Camila Russo, interviewer for The Defiant, questioned Vitalik Buterin whether DeFi had an intrinsic flaw. In particular, would an inclination to pull in attackers also draw in regulators, who might attempt to shut down DeFi platforms.
Not at all. Plenty of responsible DeFi projects that have survived a long time without getting attacked. It’s definitely not an inherent property in DeFi itself, and there’s a way to do it responsibly.
DeFi Space Success based on Security Measures
Russo inferred that DeFi’s open-source nature might be a prime reason for consistent exploits.

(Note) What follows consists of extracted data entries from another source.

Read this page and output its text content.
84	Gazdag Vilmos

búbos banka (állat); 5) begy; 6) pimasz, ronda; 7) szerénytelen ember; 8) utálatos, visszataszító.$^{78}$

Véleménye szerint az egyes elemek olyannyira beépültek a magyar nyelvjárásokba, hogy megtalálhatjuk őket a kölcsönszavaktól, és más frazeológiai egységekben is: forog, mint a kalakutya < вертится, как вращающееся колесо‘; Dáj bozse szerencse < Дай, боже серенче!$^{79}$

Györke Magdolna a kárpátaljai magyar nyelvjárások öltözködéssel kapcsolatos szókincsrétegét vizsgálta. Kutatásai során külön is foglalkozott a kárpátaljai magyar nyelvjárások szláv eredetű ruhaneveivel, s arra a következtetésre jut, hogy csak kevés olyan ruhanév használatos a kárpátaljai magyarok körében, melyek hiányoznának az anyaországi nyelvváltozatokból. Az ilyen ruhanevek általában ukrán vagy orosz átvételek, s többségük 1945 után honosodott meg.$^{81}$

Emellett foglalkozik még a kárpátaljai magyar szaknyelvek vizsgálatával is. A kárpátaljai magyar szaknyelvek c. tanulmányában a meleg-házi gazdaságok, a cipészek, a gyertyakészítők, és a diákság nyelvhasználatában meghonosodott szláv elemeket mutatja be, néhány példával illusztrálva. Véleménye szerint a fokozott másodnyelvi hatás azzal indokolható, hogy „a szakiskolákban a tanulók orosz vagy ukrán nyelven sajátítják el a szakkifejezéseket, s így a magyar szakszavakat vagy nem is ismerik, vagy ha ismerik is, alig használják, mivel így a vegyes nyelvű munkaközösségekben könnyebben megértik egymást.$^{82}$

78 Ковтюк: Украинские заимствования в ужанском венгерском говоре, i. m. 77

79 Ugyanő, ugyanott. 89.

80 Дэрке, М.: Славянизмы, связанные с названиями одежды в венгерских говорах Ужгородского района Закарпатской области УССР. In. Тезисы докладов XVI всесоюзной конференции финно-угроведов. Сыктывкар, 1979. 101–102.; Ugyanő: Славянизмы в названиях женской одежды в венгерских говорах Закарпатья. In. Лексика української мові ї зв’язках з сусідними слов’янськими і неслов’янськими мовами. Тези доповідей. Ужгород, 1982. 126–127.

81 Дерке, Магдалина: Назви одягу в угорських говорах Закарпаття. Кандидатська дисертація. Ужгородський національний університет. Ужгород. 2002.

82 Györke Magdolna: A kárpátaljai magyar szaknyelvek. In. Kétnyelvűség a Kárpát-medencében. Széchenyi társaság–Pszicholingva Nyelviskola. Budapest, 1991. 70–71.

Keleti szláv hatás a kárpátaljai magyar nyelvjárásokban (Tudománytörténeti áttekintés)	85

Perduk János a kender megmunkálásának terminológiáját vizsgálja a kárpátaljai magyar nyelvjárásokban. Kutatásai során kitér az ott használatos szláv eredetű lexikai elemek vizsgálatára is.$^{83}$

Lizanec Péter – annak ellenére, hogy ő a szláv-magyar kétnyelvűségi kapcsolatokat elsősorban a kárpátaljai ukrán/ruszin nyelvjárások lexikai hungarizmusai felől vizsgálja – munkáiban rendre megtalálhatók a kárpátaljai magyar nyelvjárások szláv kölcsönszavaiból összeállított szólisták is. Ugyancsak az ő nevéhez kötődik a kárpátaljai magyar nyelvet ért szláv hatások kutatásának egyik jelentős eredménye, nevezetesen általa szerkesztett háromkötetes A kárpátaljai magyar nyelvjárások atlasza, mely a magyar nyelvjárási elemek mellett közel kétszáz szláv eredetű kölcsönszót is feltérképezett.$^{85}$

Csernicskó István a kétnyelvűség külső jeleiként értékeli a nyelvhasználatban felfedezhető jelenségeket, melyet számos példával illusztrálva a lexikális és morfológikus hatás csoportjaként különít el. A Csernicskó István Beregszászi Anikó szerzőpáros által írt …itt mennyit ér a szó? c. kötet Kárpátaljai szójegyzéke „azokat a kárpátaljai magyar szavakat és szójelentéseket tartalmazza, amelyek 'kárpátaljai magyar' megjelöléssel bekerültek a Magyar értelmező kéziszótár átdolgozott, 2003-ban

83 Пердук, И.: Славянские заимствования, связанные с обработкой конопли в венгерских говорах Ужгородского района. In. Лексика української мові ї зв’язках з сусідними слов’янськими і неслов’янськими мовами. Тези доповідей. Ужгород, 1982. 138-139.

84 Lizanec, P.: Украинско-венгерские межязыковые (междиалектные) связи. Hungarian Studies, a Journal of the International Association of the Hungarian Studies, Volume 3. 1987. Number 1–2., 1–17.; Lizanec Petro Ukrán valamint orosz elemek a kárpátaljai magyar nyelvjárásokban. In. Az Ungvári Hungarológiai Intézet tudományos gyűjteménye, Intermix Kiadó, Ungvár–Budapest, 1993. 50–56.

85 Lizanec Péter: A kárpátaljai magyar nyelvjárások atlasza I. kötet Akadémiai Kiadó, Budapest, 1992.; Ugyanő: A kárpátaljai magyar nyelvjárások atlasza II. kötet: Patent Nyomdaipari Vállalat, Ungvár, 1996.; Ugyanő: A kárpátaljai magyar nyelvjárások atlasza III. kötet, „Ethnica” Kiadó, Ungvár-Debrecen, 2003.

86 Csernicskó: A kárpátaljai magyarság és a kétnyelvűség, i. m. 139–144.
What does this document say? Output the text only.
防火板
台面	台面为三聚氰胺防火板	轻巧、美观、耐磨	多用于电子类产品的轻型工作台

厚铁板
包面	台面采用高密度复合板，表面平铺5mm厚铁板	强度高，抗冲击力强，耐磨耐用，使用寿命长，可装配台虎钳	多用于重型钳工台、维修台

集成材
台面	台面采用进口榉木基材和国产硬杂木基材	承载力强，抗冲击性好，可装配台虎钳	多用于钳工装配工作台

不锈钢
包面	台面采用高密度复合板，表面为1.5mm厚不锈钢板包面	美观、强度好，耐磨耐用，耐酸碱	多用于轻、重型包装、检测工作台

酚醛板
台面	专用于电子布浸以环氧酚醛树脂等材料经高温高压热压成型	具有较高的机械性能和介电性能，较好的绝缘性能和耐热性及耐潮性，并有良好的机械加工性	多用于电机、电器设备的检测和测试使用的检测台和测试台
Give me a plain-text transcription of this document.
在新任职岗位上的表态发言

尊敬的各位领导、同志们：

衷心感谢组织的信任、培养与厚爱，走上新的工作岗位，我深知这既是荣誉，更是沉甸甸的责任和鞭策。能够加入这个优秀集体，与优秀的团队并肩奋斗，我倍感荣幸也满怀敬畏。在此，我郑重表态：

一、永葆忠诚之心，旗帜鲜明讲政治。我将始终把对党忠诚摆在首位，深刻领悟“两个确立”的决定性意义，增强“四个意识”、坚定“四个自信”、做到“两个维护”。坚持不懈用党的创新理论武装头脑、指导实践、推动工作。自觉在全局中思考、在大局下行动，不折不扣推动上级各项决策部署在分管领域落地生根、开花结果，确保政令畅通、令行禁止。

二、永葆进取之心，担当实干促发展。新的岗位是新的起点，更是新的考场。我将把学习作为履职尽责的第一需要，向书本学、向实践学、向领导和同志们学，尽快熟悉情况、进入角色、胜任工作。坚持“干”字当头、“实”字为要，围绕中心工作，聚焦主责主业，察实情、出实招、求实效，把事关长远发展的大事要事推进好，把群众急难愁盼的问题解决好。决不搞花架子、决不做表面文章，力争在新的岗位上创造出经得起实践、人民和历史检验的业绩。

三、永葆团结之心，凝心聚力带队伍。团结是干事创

As DeFi platforms’ code is accessible to the public, hackers can comfortably gain information about internal specifications and flaws.
Buterin admitted the facts, but highlighted the advantage of having peer-tested technology that allows anyone to examine it by having the ability and tendency.
Vitalik Buterin further stressed that security is the key factory for the success of the DeFi space. If someone ostracizes security standards, the complete DeFi ecosystem might be chipped away by the same blow.
“There’s a limit to how much we can do at the end of the day, as a big project can come along that doesn’t do any of these things and just attracts more and more users and then goes [hacked] quickly,” he said.As mentioned earlier, deFi is at an infancy stage. Startups should focus on security standards in order to protect the project. As project codes are publicly available, hackers can easily brush the entire platform.